Assessing clinical performance of nursing students continues to be challenging. In nursing education, there are multiple complex clinical skills and tasks that nursing students encounter and have to be competent in them. As a result, it is difficult to assess students' ability to carry out all aspects of such tasks.

Clinical assessment of nursing students has traditionally been based on unstructured and empiric observation of students' performance by a clinical preceptor and has been permanently in doubt because it is subjective, thus running the risk of unfairness and observer bias In a study in Scotland, all nursing students believed that their clinical assessment was open to bias and that how they were assessed depended on the assessor's personality. Poor agreement between assessors and insufficient attention to psychomotor skills were some complaints of students regarding their assessment process The findings of some other studies have shown that most nursing students are dissatisfied with clinical performance assessment tools and methods with little confidence in their results

In the academic environment, Wooden’s competitive greatness can be linked to Continuous Self-Improvement (CSI). By focusing on individual growth and development, there are endless opportunities to expand our skills and abilities. Meyer’s 10-80-10 principle estimates that 10 percent are in relentless pursuit of improvement or CSI.

We have an example of a CSI nursing student functioning at an exceptional level of engagement, deeper learning processing of material from textbook readings and lecture presentations. Using an intrinsic reward system, they internalize content and concepts and continuously apply them in new, unique ways. These students appear to feel the satisfaction and receive the validation they are going to be excellent nurses. Not only do they understand the scientific and theoretical aspects of nursing, but they also demonstrate the art and caring nature of an excellent and compassionate nurse. Viewing performance on a continuum (4=Exceptional, 3=Exceeds Expectations, 2=Meets Expectations, 1=Improvement Needed/Unsatisfactory). A majority of nursing students (i.e., non-CSI) appear grouped in Meyer's 80 percent category who meets the requirements of their nursing program requirements.

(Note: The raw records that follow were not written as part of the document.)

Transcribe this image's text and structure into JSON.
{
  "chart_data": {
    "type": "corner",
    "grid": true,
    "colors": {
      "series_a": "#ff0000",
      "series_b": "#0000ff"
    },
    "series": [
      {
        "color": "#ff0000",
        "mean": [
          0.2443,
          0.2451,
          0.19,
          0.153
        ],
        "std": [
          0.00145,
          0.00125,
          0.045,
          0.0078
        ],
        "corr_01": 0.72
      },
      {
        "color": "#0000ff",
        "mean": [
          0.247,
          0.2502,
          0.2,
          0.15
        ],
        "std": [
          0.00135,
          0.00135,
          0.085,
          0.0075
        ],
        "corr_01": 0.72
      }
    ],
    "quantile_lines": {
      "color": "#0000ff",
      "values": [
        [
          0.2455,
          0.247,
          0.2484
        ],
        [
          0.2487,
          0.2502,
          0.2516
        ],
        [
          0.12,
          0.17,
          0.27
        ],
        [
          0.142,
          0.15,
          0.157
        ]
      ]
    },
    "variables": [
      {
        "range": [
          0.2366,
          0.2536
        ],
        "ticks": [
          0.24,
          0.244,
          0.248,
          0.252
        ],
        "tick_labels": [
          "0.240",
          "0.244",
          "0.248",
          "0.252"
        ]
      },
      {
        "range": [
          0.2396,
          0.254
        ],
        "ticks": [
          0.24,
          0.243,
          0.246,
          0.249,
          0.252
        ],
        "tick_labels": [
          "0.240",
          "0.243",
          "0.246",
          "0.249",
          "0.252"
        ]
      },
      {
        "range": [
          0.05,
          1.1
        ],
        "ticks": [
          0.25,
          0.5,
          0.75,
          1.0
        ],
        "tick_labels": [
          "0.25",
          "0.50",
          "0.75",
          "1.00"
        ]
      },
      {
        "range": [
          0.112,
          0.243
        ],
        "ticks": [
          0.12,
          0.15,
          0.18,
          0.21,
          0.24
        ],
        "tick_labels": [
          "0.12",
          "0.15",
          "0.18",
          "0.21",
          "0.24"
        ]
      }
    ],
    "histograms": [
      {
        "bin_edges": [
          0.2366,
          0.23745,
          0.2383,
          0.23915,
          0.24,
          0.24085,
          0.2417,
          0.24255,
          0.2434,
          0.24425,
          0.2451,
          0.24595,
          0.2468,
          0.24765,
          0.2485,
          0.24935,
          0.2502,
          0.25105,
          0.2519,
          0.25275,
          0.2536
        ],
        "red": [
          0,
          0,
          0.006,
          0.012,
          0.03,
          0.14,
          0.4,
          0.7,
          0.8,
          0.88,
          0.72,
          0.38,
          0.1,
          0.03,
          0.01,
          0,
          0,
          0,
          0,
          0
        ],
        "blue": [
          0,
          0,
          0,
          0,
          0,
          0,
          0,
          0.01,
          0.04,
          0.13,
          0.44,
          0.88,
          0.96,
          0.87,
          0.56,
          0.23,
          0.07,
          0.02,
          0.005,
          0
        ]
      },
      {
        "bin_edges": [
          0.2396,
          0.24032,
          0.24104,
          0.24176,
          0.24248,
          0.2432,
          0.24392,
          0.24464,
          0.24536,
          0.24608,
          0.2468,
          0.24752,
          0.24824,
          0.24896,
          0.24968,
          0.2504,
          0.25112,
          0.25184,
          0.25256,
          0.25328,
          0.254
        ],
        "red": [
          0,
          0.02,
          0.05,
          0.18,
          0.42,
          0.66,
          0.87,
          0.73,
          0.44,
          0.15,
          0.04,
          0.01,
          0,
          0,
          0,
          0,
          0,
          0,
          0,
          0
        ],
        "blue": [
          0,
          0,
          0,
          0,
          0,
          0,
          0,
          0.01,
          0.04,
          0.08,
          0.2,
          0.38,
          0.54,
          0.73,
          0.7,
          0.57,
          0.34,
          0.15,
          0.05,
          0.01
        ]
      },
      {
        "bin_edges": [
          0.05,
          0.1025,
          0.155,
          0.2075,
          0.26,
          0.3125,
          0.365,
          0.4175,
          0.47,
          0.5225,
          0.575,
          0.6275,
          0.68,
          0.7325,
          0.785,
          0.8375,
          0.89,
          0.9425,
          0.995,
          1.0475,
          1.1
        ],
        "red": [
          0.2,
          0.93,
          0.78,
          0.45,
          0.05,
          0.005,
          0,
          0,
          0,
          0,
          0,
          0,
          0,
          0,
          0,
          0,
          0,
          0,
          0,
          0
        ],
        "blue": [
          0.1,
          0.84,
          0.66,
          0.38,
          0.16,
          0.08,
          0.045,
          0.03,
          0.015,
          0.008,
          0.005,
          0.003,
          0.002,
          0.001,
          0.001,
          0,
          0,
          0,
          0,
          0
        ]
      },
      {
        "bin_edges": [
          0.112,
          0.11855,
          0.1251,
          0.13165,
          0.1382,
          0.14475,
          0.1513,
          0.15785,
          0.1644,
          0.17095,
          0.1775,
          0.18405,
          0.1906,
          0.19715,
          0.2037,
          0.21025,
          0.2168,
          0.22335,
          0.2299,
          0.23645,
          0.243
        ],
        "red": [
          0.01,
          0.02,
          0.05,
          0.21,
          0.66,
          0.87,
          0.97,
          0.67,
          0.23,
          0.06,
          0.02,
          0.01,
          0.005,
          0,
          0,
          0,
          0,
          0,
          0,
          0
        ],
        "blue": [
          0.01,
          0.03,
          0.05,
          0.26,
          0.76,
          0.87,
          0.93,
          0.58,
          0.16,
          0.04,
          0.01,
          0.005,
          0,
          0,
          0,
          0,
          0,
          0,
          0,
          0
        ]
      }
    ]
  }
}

They obtain their BSN degree, state licensure and are successfully employed RNs. The CSI students appear to regularly offer higher levels of patient care, demonstrate higher level of performance on their clinical paperwork (e.g., care plan, concept map, lab analysis, medical information). They more frequently demonstrate a big picture understanding by being able to reliably answer five questions: (1) What did I learn about the patient? (2) What concepts can I apply from my course’s theoretical component? (3) What connections can I find between a variety of variables? (4) What directed my care? (5) How and why did I perform the tasks? The nursing students were evaluated on a weekly basis regarding their clinical performance in providing patient care. Evaluations were based on seven operational behaviors.

Since the clinical careful course is a 16-week course, it had the option to gather week after week time periods the CSI (Meyer's 10% gauge) and non-CSI (Meyer's 80% gauge) understudies invested their energy in clinical setting destinations and practices. The assessment utilized three models: On irregular direct perception, the clinical assessment instrument and the electronic wellbeing record. Understudy execution on the seven practices gave a week after week conduct estimation. Utilizing SPSS 25 (autonomous t-test), a huge distinction was found between the CSI and the non-CSI understudies (p=0.001). Instances of one operational execution conduct: Non-CSI: Regarding the Electronic Health Record (EHR), understudy utilizes the rubric to decide the kind of clinical administrative work to finish just as to manage their training. CSI: Regarding the Electronic Health Record (EHR), understudy finishes clinical administrative work, talks with interdisciplinary medicinal services experts and their companions to convey quiet consideration.